Gepants and monoclonal antibodies (mAbs) against calcitonin gene-relate peptide (CGRP) have transformed the treatment paradigm for migraine. However, despite a growth in the number of therapies available to address the clinical unmet needs in migraine, key environmental unmet needs remain. Based on results from a high-prescriber survey conducted by GlobalData , across the seven major markets (7MM: US, France, Germany, Italy, Spain, UK, and Japan), on average, only 49% of those with migraine have been diagnosed. Closing the diagnosis gap is imperative for improving migraine treatment.
In the past three years, seven agents targeting CGRP have launched in the US, offering acute and prophylactic treatment of migraine: Teva’s Ajovy (fremanezumab), Eli Lilly’s Emgality (galcanezumab), Lundbeck’s Vyepti (eptinezumab), Amgen’s Aimovig (erenumab), AbbVie’s Ubrelvy (ubrogepant), Biohaven’s Nurtec (rimegepant), and AbbVie’s Qulipta (atogepant). The availability of these drugs has addressed a significant amount of unmet need in the market as they are well tolerated, produce freedom from headache, and/or reduce the mean number of monthly migraine days. Furthermore, unlike the triptans, the gepants and mAbs against CGRP are not contraindicated in patients with or at risk of cardiovascular disorders.
Despite the availability of treatments that can effectively provide headache relief and prevent migraine attacks, the majority of patients remain undiagnosed. Key opinion leaders (KOLs) interviewed by GlobalData noted that physician education and awareness of migraine in the general population were the biggest hurdles for effective migraine treatment. The low diagnosis rate originates from a variety of factors including a lack of knowledge among physicians and an insufficient consultation time allowed for patient history-taking. Additionally, migraine is often misdiagnosed due to the absence of a specific diagnostic test and the similarity of migraine to other indications such as tension-type headache. Misdiagnosis can result in patients potentially taking medication that is not specific for their type of attack, which may actually make symptoms worse.
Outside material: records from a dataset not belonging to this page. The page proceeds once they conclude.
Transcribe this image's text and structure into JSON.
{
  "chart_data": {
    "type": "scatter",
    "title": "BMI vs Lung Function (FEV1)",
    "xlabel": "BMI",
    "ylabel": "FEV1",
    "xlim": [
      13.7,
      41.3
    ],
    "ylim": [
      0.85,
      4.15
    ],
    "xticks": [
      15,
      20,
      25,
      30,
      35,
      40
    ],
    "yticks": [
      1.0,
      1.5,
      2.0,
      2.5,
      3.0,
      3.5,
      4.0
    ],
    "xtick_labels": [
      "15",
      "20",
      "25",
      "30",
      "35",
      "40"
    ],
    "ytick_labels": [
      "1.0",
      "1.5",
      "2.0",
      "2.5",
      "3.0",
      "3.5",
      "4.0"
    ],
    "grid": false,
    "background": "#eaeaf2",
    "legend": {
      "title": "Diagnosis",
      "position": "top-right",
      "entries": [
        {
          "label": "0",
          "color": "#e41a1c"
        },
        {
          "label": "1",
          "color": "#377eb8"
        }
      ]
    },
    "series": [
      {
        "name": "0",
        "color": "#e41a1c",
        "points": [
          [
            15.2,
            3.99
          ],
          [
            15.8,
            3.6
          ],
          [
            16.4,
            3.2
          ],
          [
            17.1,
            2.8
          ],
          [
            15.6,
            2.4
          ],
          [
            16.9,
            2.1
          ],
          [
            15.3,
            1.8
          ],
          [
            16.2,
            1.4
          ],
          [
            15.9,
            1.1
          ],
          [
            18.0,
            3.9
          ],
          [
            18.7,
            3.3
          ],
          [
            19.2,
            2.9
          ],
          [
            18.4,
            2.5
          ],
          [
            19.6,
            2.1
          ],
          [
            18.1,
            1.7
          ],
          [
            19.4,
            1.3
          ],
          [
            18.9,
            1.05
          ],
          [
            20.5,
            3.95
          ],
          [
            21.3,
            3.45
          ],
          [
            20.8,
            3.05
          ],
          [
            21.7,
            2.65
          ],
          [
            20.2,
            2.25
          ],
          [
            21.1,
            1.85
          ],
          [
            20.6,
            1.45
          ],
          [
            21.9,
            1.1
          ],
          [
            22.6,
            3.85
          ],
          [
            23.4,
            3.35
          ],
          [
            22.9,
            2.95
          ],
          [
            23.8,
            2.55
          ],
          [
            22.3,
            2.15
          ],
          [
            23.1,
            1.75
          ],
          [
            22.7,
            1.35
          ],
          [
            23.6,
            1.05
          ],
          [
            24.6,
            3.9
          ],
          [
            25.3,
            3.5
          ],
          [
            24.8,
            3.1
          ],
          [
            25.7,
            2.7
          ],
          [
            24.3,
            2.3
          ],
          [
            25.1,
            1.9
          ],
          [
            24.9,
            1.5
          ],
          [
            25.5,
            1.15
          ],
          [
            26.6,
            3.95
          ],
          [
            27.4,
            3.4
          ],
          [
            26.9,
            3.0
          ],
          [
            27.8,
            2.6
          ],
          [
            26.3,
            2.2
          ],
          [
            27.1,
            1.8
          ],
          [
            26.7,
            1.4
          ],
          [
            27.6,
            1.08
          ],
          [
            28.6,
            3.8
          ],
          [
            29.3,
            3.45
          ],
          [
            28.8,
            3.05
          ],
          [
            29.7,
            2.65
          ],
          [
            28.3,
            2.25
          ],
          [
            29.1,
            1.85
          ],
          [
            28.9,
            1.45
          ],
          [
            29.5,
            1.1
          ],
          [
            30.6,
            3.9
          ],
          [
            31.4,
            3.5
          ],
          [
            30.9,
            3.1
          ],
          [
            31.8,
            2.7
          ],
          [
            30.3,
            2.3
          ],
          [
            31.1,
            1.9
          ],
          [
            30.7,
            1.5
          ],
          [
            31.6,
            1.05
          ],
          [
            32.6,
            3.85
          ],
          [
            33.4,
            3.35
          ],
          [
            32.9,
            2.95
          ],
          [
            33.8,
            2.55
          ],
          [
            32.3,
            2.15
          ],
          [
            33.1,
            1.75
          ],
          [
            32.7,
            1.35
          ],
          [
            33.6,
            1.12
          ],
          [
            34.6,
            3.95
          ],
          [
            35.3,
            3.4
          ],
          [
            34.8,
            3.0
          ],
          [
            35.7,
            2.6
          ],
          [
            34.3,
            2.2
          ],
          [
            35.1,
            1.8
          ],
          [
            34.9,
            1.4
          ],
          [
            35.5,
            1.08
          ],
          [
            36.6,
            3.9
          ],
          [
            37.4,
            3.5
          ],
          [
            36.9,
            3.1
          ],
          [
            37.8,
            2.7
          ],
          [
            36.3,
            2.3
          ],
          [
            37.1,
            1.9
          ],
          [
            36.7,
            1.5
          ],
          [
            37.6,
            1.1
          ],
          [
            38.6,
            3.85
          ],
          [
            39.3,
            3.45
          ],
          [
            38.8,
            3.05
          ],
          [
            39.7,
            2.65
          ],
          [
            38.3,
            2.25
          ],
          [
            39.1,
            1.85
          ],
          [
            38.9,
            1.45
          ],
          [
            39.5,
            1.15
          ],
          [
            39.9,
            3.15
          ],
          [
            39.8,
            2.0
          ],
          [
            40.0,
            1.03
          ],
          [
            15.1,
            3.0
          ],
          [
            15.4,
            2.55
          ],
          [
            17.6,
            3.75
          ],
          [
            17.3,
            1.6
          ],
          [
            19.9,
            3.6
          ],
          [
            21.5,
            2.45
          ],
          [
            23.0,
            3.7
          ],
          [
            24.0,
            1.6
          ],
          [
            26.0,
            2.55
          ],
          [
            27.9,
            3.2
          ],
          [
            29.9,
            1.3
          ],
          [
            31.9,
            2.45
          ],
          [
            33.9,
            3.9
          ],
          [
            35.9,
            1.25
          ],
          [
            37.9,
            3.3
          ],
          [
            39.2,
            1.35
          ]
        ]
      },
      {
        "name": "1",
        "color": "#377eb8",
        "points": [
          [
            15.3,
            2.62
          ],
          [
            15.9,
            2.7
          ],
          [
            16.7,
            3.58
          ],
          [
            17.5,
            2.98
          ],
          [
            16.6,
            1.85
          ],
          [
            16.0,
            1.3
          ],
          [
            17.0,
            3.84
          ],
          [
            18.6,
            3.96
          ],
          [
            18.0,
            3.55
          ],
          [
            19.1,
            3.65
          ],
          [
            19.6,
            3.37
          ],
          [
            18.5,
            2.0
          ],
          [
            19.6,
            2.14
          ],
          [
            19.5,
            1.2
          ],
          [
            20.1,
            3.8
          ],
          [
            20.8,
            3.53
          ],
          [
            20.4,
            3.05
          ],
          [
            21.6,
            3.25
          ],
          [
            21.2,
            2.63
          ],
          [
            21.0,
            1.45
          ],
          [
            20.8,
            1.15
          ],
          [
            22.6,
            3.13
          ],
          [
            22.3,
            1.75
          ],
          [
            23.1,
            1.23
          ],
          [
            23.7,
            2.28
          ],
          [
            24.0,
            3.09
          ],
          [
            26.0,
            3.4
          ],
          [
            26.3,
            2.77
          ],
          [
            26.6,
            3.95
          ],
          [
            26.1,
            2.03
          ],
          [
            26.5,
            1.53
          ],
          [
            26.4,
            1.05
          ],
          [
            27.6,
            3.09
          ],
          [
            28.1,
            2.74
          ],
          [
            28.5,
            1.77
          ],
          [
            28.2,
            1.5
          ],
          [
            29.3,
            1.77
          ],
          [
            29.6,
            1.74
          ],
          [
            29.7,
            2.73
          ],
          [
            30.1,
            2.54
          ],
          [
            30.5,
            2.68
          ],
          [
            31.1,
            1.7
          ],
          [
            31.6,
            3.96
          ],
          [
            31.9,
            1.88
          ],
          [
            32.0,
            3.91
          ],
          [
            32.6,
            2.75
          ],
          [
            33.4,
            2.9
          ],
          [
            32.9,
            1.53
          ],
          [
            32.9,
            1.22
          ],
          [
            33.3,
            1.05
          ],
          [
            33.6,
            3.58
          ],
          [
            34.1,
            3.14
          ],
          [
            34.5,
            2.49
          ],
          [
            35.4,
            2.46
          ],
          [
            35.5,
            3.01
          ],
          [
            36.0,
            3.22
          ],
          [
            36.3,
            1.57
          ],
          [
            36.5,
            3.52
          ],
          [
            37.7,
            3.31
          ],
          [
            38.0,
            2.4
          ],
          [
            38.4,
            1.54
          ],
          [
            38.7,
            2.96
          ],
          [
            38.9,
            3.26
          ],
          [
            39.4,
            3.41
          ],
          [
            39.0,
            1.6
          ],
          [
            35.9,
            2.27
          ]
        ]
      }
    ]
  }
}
Furthermore, due to easily accessible over-the-counter (OTC) painkillers, patients can be resistant to consulting a medical professional. As a consequence, patients may remain unaware of the superior therapeutic options available and fail to seek out care from primary care physicians, neurologists, or headache specialists when appropriate. OTC non-steroidal anti-inflammatory drugs (NSAIDs) and paracetamol/acetaminophen are less efficacious in aborting migraine headaches compared to migraine-specific acute treatments such as the triptans, ergot alkaloids, gepants, and ditans. They also cannot act as preventative therapy like certain gepants and the CGRP-targeting mAbs. Moreover, overuse of NSAIDs and paracetamol/acetaminophen can induce medication-overuse headaches.
Although recently launched drugs targeting CGRP may have rekindled some interest in the migraine therapeutic area among clinicians and patients, increased outreach regarding disease awareness and education is necessary to ensure these drugs are accessible to the patients in need. These initiatives could help boost diagnosis rates and accuracy, in turn increasing specialist-prescribed treatment and improving disease management.